With Ode to My Pantry, learn to navigate a grocery store without having a meltdown in aisle three. Give a man a fish and feed him for a day, teach a queer to cook and stave off malnutrition for another semester.
It’s the holiday season where everyone’s jing-jing-jingaling to get together, crack open a carton of nog, hoist the aluminum pole and tie one on to forget the exams, exes and empty bank accounts that have plagued you this season. When it comes to party planning, there’s a tool worth having that’s almost as important as your corkscrew. Nope, I’m not talking about your bottle opener (because duh yours should have both), I’m talking about immersion blenders.
This particular piece of kitchen gadgetry’s history is a bit easier to trace than say a fork or a whisk. Roger Perrinjaquet dreamed up this cooking propellor back in 1950 and patented the design as a Bamix, or battre et mixer. Could he have come up with a better portmanteaux? Probably.
Even though food processors, blenders and Magic Bullets seem to have the Market of Chopping Things into Tiny Pieces covered, my immersion blender’s still my BFF. Clean up takes little more than a quick blend in some hot, soapy water! Plus I can fit it in a drawer, tote it around and never have to worry about the aftermath of broken blender glass and hot soup. What, you don’t bring a blender to your sleepovers? Uh, maybe you’re not going to the right parties.
Souper Tasty Soups
I’m pretty sure everyone buys an immersion blender to make their way through the winter. Got a pile of squash? Bam, now you have a soup! Got a bunch of lentils? Now you have a lentil soup! Take a thing, boil a thing, blend a thing and it’s soup o’clock!
If you’re scared to add ER visits to your Christmas List to Santa, you can remove the molten soup-splash from your soup’s ingredient list. Take a paper plate that’s wider than your pot and cut a whole in the centre. Pop your immersion blender through the middle and the plate’ll protect you from molten hot splashes.
The go-to party companion has to be hummus. It’s vegan, customizable, delicious and really fucking cheap. The only way to improve on this already perfect treat is to make it mess-free.
Throw a can of chickpeas, lemon juice, garlic, salt and tahini into a jar and chase it down with your hand blender. Give it a few good swirls, dribble in some olive oil and you’re done in a matter of seconds without any extra bowls to clean! Do you prefer yours with lemon rind, pesto or roasted beets? Toss that in too. All you gotta do is throw on a lid, throw it in your bag and you’re ready to head out the door!
Preservative Free Dressings
I do love a basic vinaigrette, but sometimes I want something more than just vinegar and oil. You can use a quick zip of an immersion blender to emulsify your dressings or mayos in an instant, but you can also harness the power of pureed vegetables to keep your dressings together.
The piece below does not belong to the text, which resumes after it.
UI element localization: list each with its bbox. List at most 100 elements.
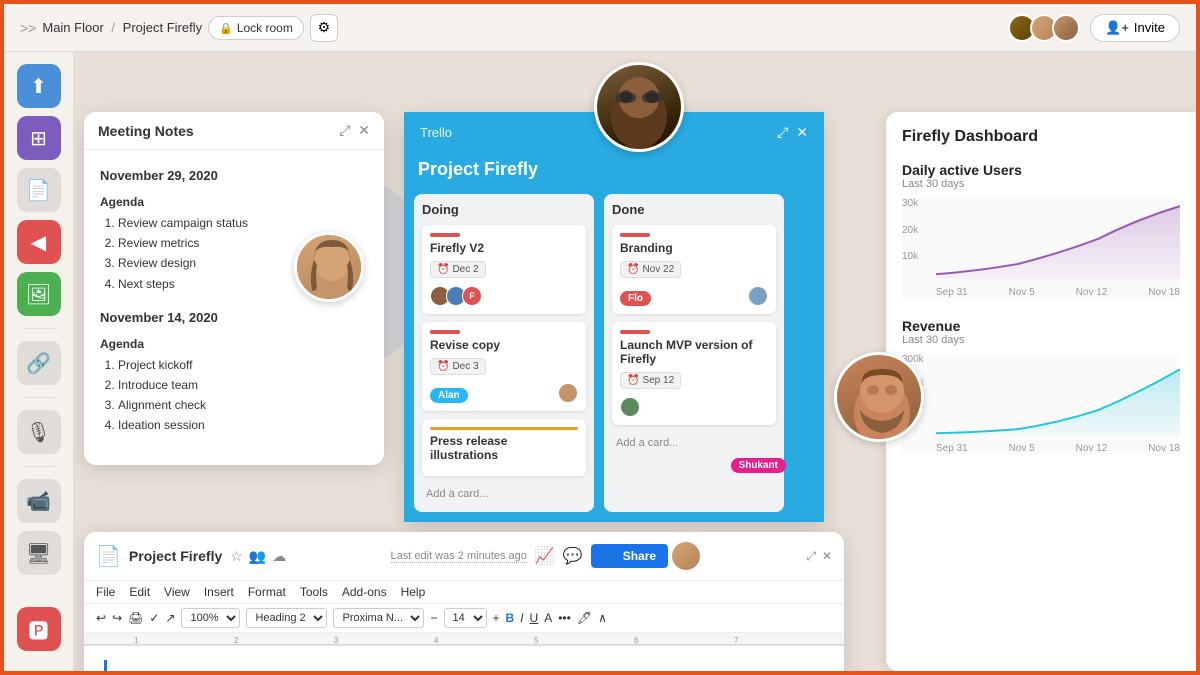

If you’re a fan of Japanese-style salad dressings, just make your own! Use the emulsive powers of pureed carrots, onions and ginger to carry the flavours of miso, sesame seed oil and rice wine vinegar. And plus fibre! Who doesn’t love extra fibre?
Hearty stews, gravies and creamy sauces all benefit from thickeners, which normally come in the form of a roux. This particular combination of flour cooked in butter holds onto several times its weight in liquid, but it also manages to hit the double whammy of dairy and gluten.
If you’re ever in the situation where you can’t reach for a roux, grab your onions instead. Saute until they’re softened, caramelized and sweet and throw it into your dish and blend your way to thickness.
If you get a meh bottle of red and want to turn it into an okay bottle, pour it into a decanter to let it breathe. The added oxygen lets aromas develop, but if you only have a few seconds as opposed to a few hours, give it 30 second spin first! Hyperdecanting is supposed to instantly aerate your wine, plus it’s definitely a cool party trick.